Zotac turbo-charges the GeForce GTX 560 Ti
Of the two cards we're looking at today, the Radeon has the bigger engine. Cypress is a larger GPU than the GF114 behind the GeForce, after all. To stay competitive, Zotac employs much more aggressive tuning with its hot-clocked GeForce GTX 560 Ti. The card's 950MHz core clock is a whopping 16% faster than stock, and the memory clock has been increased by 100MHz—a 10% jump.
To keep consumers from confusing this card with a modestly juiced Zotac model with an 850MHz core, the faster variant has been tagged the AMP! Edition. Apparently, an all-caps suffix wasn't enough to convey the extremeness of what's going on here, so Zotac added an exclamation mark. I suppose we should be thankful it didn't resort to blink tags.
Incidentally, that 850MHz model will set you back only $240. For an extra $30, Zotac offers a much bigger step up in clock speeds than XFX.
Despite substantially faster clocks, the AMP! Edition has the same single-fan cooler as the 850MHz card. Heck, Zotac even sells a stock-clocked version of the GeForce GTX 560 Ti with an identical-looking cooler. The single fan makes me a little wary, but I quite like the look of the cooler overall. Matte black makes another appearance, and this time the fan matches the shroud. There's also a healthy splash of color thanks to metal grills painted a rich shade of yellowy orange.
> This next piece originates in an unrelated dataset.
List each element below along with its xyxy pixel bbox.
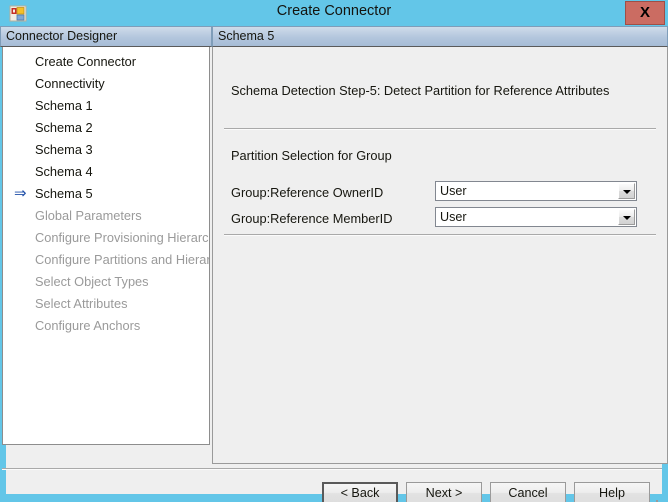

The cooler's lone fan is the same diameter as what's used in the XFX card, although it has fewer blades. Each of the Zotac's blades is larger, so there probably isn't much of a difference in airflow... apart from the fact that the Radeon has a second fan. Like the XFX card, the Zotac's underlying heatsink features three copper heatpipes that link the GPU to a finger-grating array of cooling fins.
Because its heatpipes don't protrude from the shroud, the Zotac card is a little squatter than the XFX at 4.4" from the bottom of the PCI Express connector to the top of the cooler. The GeForce is only 9" long, making it half an inch shorter than the XFX in that dimension.
Like the Radeon, the GeForce is equipped with dual 6-pin PCI Express power connectors. There's also a nice open space above the power jacks to facilitate airflow when cards are packed side by side.
With only three display outputs, the GeForce has enough back-plate real-estate for a generous exhaust vent, as well. There's more missing than a couple of DisplayPort outs, though. While a single Radeon HD 6950 is capable of powering a multi-screen Eyefinity array, Nvidia's comparable surround technology requires a second graphics card running in SLI. If you don't mind wearing dorky glasses and splurging on 120Hz LCDs, that SLI setup will support 3D Vision Surround.
We've long taken shots at Apple for using obscure "mini" connectors types for standard expansion ports and then charging a fortune for an adapter you'll invariably need. Zotac gets a pass for using a Mini HDMI on the AMP! Edition because it throws in the necessary adapter for free.
There are more goodies in the box, including PCIe power adapters for older PSUs and a VGA adapter for ancient CRTs and budget LCDs. None of extra plugs is all that exciting, but it's nice to see them included, especially since similar adapters aren't provided with the Radeon.
The AMP! Edition's accessory bundle has an ace up its sleeve in the form of a download code for Assassin's Creed Brotherhood. Game bundles were all the rage a while back, but they rarely included recent and critically acclaimed titles. Brotherhood hit the PC at the end of March, so it's still a new release. The game has also racked up a MetaCritic score of 88 with an impressive 8.5 user rating. If you're interested in playing Brotherhood, the download code could add a lot of value to the AMP! Edition. The game typically sells for $40-50 online.